General questions
Under the GDPR, organisations like the AUAS which process personal data must be able to account for how they deal with the GDPR's basic principles in their processes relating to education, research and operational management. Read more about the basic principles.
The AUAS also observes the GDPR by following the approaches of Privacy by Design and Privacy by Default. Privacy by Design means that attention should be devoted to protecting data subjects' privacy early on in an activity's development phase. In concrete terms, this means that if the AUAS wants to purchase a software program for a particular activity, for instance, the AUAS will not only examine the program's functionalities, but will also assess its impact on privacy. Privacy by Default means that the settings of a program, app, website or service are configured to provide maximum privacy. In addition to options that can be set up, other aspects such as the general terms and conditions must be privacy-friendly as well.
Under the GDPR, the AUAS is required to appoint a data protection officer. Read more about the data protection officer.
The AUAS's privacy policy contains more detailed information on how the AUAS handles your personal data, the measures taken by the AUAS to protect your privacy and the rules which apply to the AUAS.
Read the AUAS's draft policy on privacy and camera surveillance (only in Dutch).
The GDPR provides additional rights to data subjects whose personal data are processed. This means that all AUAS students and employees have various rights which they can exercise, such as the right to inspection of one's data, or the right to be forgotten. Read more about your rights and how you can exercise them. There you can also find an overview of the main systems processing your data and the entities with which your data is shared.
The AUAS is required to respond to your requests unless they are unfounded or excessive (e.g. if you request the same thing several times in a row). You should receive a response from the AUAS within one month, even if the AUAS has decided not to comply with your request. The AUAS must substantiate any refusals. If you disagree with the refusal of your request, you have the right to lodge a complaint with Legal Affairs.
The GDPR stipulates that the AUAS is not required to observe the rights of data subjects in specific situations. These situations arise when the restriction of the rights of data subjects is necessary in order to safeguard, for example, national security, criminal investigations, the protection of the data subject and the protection of judicial proceedings. In addition to these exceptions, the AUAS can restrict the right to erasure if:
- The processing is necessary in order to exercise freedom of expression and information;
- The AUAS is legally required to process the data;
- The data will be archived for reasons of general public interest, as part of scientific or historical research, or for statistical purposes;
- The data is necessary for a legal claim.
The right to be informed also does not apply if:
- The data subject already possesses the information;
- The disclosure of information to the data subject proves to be impossible or would involve disproportionate effort;
- The processing of the data is required by law and the interests of the data subject are safeguarded by such law;
- The data must be kept confidential due to professional confidentiality.

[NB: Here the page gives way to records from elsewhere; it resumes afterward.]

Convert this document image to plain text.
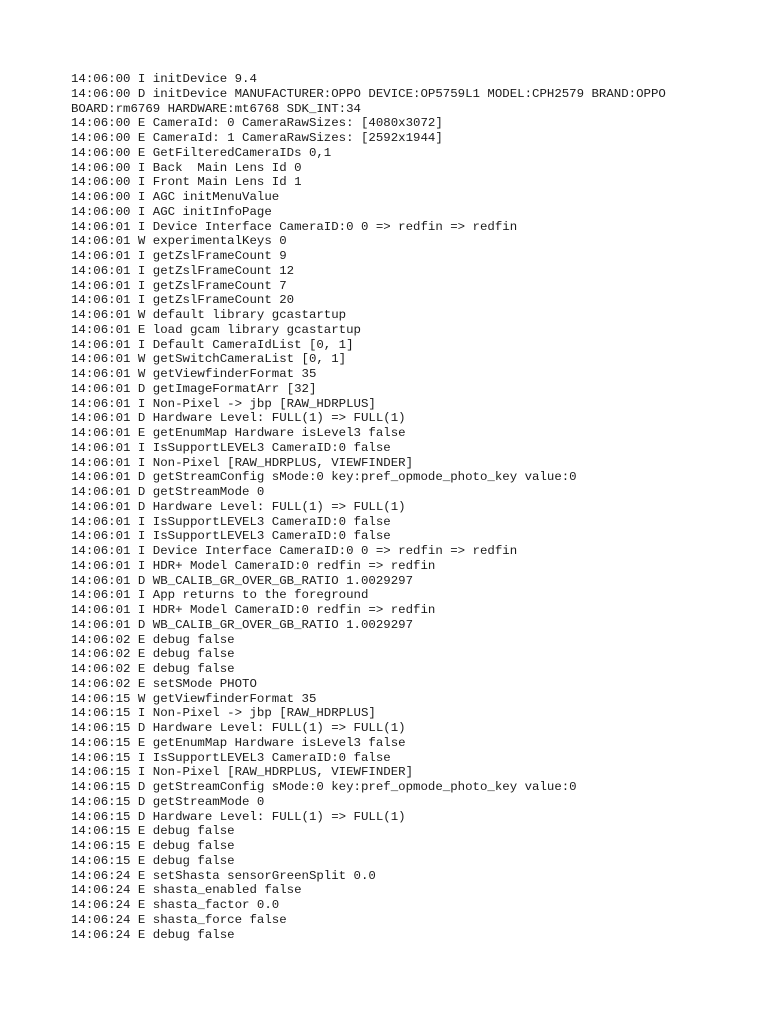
14:06:00 I initDevice 9.4
14:06:00 D initDevice MANUFACTURER:OPPO DEVICE:OP5759L1 MODEL:CPH2579 BRAND:OPPO
BOARD:rm6769 HARDWARE:mt6768 SDK_INT:34
14:06:00 E CameraId: 0 CameraRawSizes: [4080x3072]
14:06:00 E CameraId: 1 CameraRawSizes: [2592x1944]
14:06:00 E GetFilteredCameraIDs 0,1
14:06:00 I Back  Main Lens Id 0
14:06:00 I Front Main Lens Id 1
14:06:00 I AGC initMenuValue
14:06:00 I AGC initInfoPage
14:06:01 I Device Interface CameraID:0 0 => redfin => redfin
14:06:01 W experimentalKeys 0
14:06:01 I getZslFrameCount 9
14:06:01 I getZslFrameCount 12
14:06:01 I getZslFrameCount 7
14:06:01 I getZslFrameCount 20
14:06:01 W default library gcastartup
14:06:01 E load gcam library gcastartup
14:06:01 I Default CameraIdList [0, 1]
14:06:01 W getSwitchCameraList [0, 1]
14:06:01 W getViewfinderFormat 35
14:06:01 D getImageFormatArr [32]
14:06:01 I Non-Pixel -> jbp [RAW_HDRPLUS]
14:06:01 D Hardware Level: FULL(1) => FULL(1)
14:06:01 E getEnumMap Hardware isLevel3 false
14:06:01 I IsSupportLEVEL3 CameraID:0 false
14:06:01 I Non-Pixel [RAW_HDRPLUS, VIEWFINDER]
14:06:01 D getStreamConfig sMode:0 key:pref_opmode_photo_key value:0
14:06:01 D getStreamMode 0
14:06:01 D Hardware Level: FULL(1) => FULL(1)
14:06:01 I IsSupportLEVEL3 CameraID:0 false
14:06:01 I IsSupportLEVEL3 CameraID:0 false
14:06:01 I Device Interface CameraID:0 0 => redfin => redfin
14:06:01 I HDR+ Model CameraID:0 redfin => redfin
14:06:01 D WB_CALIB_GR_OVER_GB_RATIO 1.0029297
14:06:01 I App returns to the foreground
14:06:01 I HDR+ Model CameraID:0 redfin => redfin
14:06:01 D WB_CALIB_GR_OVER_GB_RATIO 1.0029297
14:06:02 E debug false
14:06:02 E debug false
14:06:02 E debug false
14:06:02 E setSMode PHOTO
14:06:15 W getViewfinderFormat 35
14:06:15 I Non-Pixel -> jbp [RAW_HDRPLUS]
14:06:15 D Hardware Level: FULL(1) => FULL(1)
14:06:15 E getEnumMap Hardware isLevel3 false
14:06:15 I IsSupportLEVEL3 CameraID:0 false
14:06:15 I Non-Pixel [RAW_HDRPLUS, VIEWFINDER]
14:06:15 D getStreamConfig sMode:0 key:pref_opmode_photo_key value:0
14:06:15 D getStreamMode 0
14:06:15 D Hardware Level: FULL(1) => FULL(1)
14:06:15 E debug false
14:06:15 E debug false
14:06:15 E debug false
14:06:24 E setShasta sensorGreenSplit 0.0
14:06:24 E shasta_enabled false
14:06:24 E shasta_factor 0.0
14:06:24 E shasta_force false
14:06:24 E debug false
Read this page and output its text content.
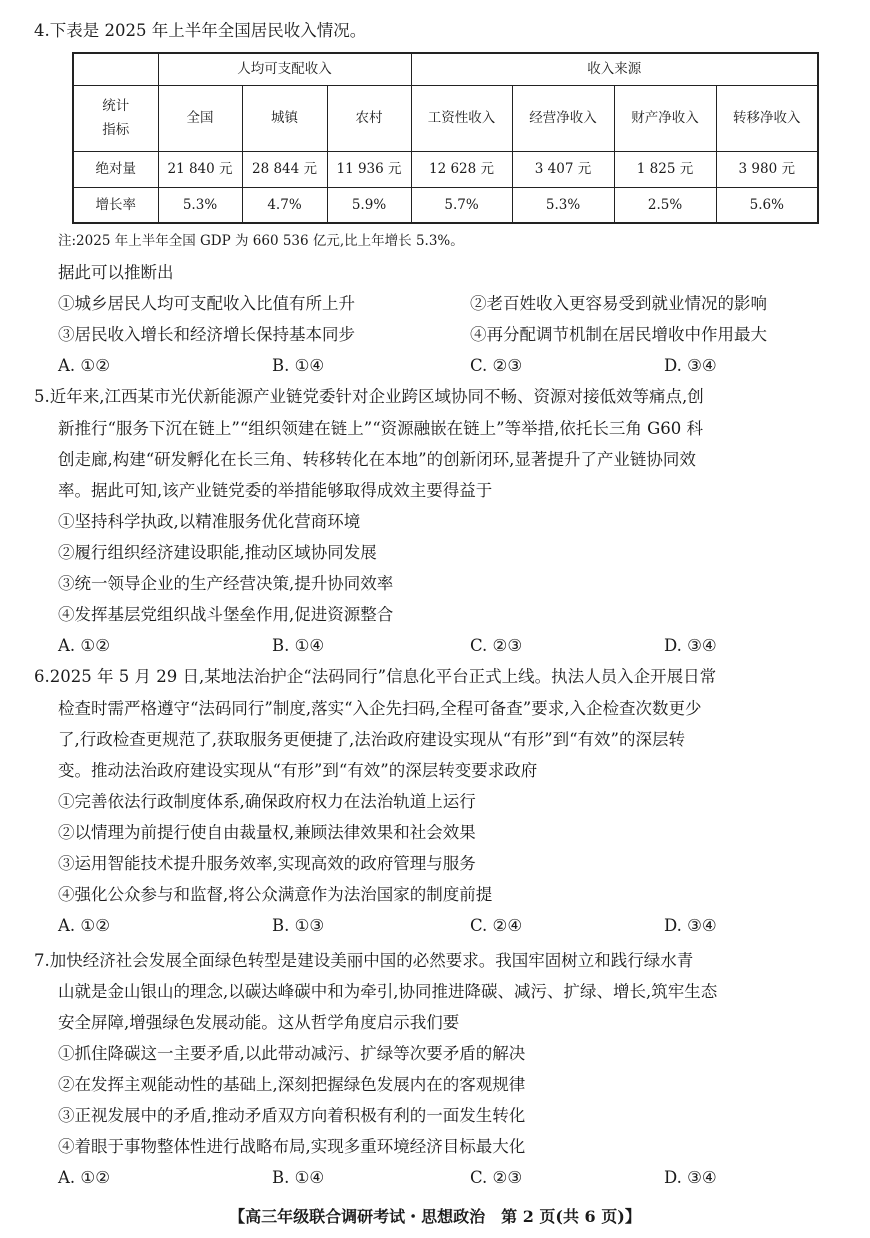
4.下表是 2025 年上半年全国居民收入情况。
	人均可支配收入			收入来源			

统计
指标	全国	城镇	农村	工资性收入	经营净收入	财产净收入	转移净收入
绝对量	21 840 元	28 844 元	11 936 元	12 628 元	3 407 元	1 825 元	3 980 元
增长率	5.3%	4.7%	5.9%	5.7%	5.3%	2.5%	5.6%
注:2025 年上半年全国 GDP 为 660 536 亿元,比上年增长 5.3%。
据此可以推断出
①城乡居民人均可支配收入比值有所上升	②老百姓收入更容易受到就业情况的影响
③居民收入增长和经济增长保持基本同步	④再分配调节机制在居民增收中作用最大
A. ①②	B. ①④	C. ②③	D. ③④
5.近年来,江西某市光伏新能源产业链党委针对企业跨区域协同不畅、资源对接低效等痛点,创
新推行“服务下沉在链上”“组织领建在链上”“资源融嵌在链上”等举措,依托长三角 G60 科
创走廊,构建“研发孵化在长三角、转移转化在本地”的创新闭环,显著提升了产业链协同效
率。据此可知,该产业链党委的举措能够取得成效主要得益于
①坚持科学执政,以精准服务优化营商环境
②履行组织经济建设职能,推动区域协同发展
③统一领导企业的生产经营决策,提升协同效率
④发挥基层党组织战斗堡垒作用,促进资源整合
A. ①②	B. ①④	C. ②③	D. ③④
6.2025 年 5 月 29 日,某地法治护企“法码同行”信息化平台正式上线。执法人员入企开展日常
检查时需严格遵守“法码同行”制度,落实“入企先扫码,全程可备查”要求,入企检查次数更少
了,行政检查更规范了,获取服务更便捷了,法治政府建设实现从“有形”到“有效”的深层转
变。推动法治政府建设实现从“有形”到“有效”的深层转变要求政府
①完善依法行政制度体系,确保政府权力在法治轨道上运行
②以情理为前提行使自由裁量权,兼顾法律效果和社会效果
③运用智能技术提升服务效率,实现高效的政府管理与服务
④强化公众参与和监督,将公众满意作为法治国家的制度前提
A. ①②	B. ①③	C. ②④	D. ③④
7.加快经济社会发展全面绿色转型是建设美丽中国的必然要求。我国牢固树立和践行绿水青
山就是金山银山的理念,以碳达峰碳中和为牵引,协同推进降碳、减污、扩绿、增长,筑牢生态
安全屏障,增强绿色发展动能。这从哲学角度启示我们要
①抓住降碳这一主要矛盾,以此带动减污、扩绿等次要矛盾的解决
②在发挥主观能动性的基础上,深刻把握绿色发展内在的客观规律
③正视发展中的矛盾,推动矛盾双方向着积极有利的一面发生转化
④着眼于事物整体性进行战略布局,实现多重环境经济目标最大化
A. ①②	B. ①④	C. ②③	D. ③④
【高三年级联合调研考试・思想政治　第 2 页(共 6 页)】
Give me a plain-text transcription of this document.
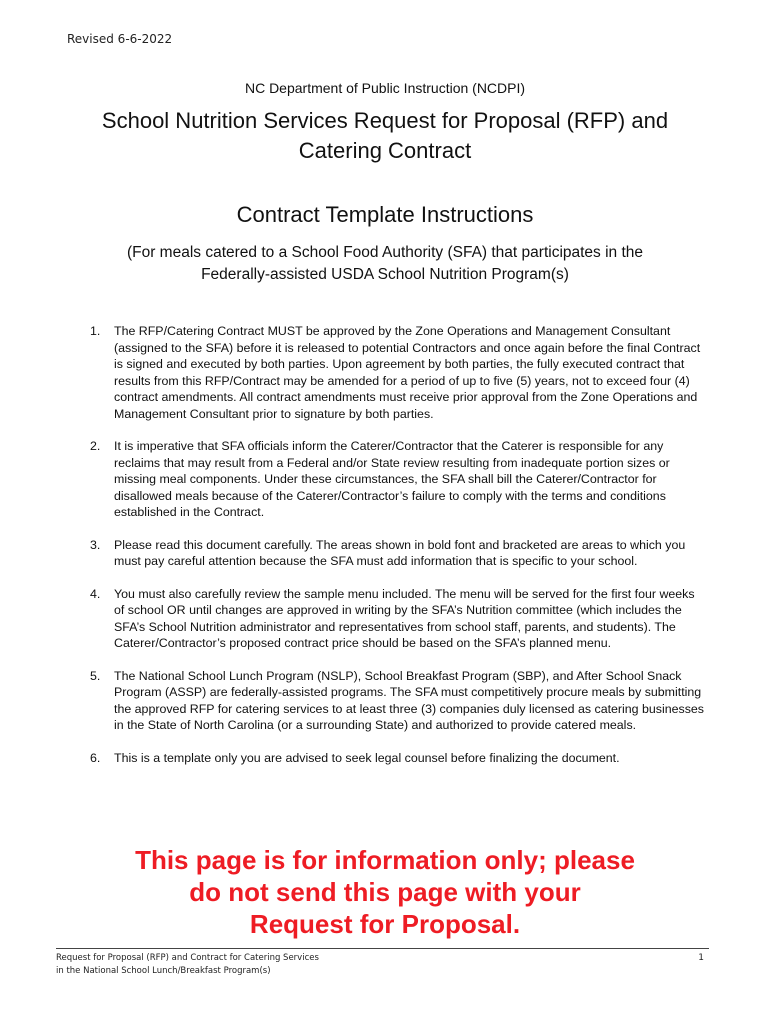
Revised 6-6-2022
NC Department of Public Instruction (NCDPI)
School Nutrition Services Request for Proposal (RFP) and
Catering Contract
Contract Template Instructions
(For meals catered to a School Food Authority (SFA) that participates in the
Federally-assisted USDA School Nutrition Program(s)
1. The RFP/Catering Contract MUST be approved by the Zone Operations and Management Consultant (assigned to the SFA) before it is released to potential Contractors and once again before the final Contract is signed and executed by both parties. Upon agreement by both parties, the fully executed contract that results from this RFP/Contract may be amended for a period of up to five (5) years, not to exceed four (4) contract amendments. All contract amendments must receive prior approval from the Zone Operations and Management Consultant prior to signature by both parties.
2. It is imperative that SFA officials inform the Caterer/Contractor that the Caterer is responsible for any reclaims that may result from a Federal and/or State review resulting from inadequate portion sizes or missing meal components. Under these circumstances, the SFA shall bill the Caterer/Contractor for disallowed meals because of the Caterer/Contractor’s failure to comply with the terms and conditions established in the Contract.
3. Please read this document carefully. The areas shown in bold font and bracketed are areas to which you must pay careful attention because the SFA must add information that is specific to your school.
4. You must also carefully review the sample menu included. The menu will be served for the first four weeks of school OR until changes are approved in writing by the SFA’s Nutrition committee (which includes the SFA’s School Nutrition administrator and representatives from school staff, parents, and students). The Caterer/Contractor’s proposed contract price should be based on the SFA’s planned menu.
5. The National School Lunch Program (NSLP), School Breakfast Program (SBP), and After School Snack Program (ASSP) are federally-assisted programs. The SFA must competitively procure meals by submitting the approved RFP for catering services to at least three (3) companies duly licensed as catering businesses in the State of North Carolina (or a surrounding State) and authorized to provide catered meals.
6. This is a template only you are advised to seek legal counsel before finalizing the document.
This page is for information only; please
do not send this page with your
Request for Proposal.
Request for Proposal (RFP) and Contract for Catering Services
in the National School Lunch/Breakfast Program(s)
1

If a student would like to exercise his or her rights, you can refer the student to the A-Z list of his or her degree programme for more information, where a section on privacy has also been included. A detailed explanation of how and when a request can be submitted is provided under What are my rights? You can also refer the student to the privacy statement, which describes how the AUAS deals with privacy and personal data.
Also read the Provisional protocol for questions about rights (only in Dutch).
Legal Affairs is responsible for processing, evaluating and recording these requests. You may receive a request from Legal Affairs to supply personal data of a student in response to a student's request.
In the case of a complaint rather than a request, for instance because the student believes that his or her personal data is not being properly handled, the student can lodge a complaint with the data protection officer.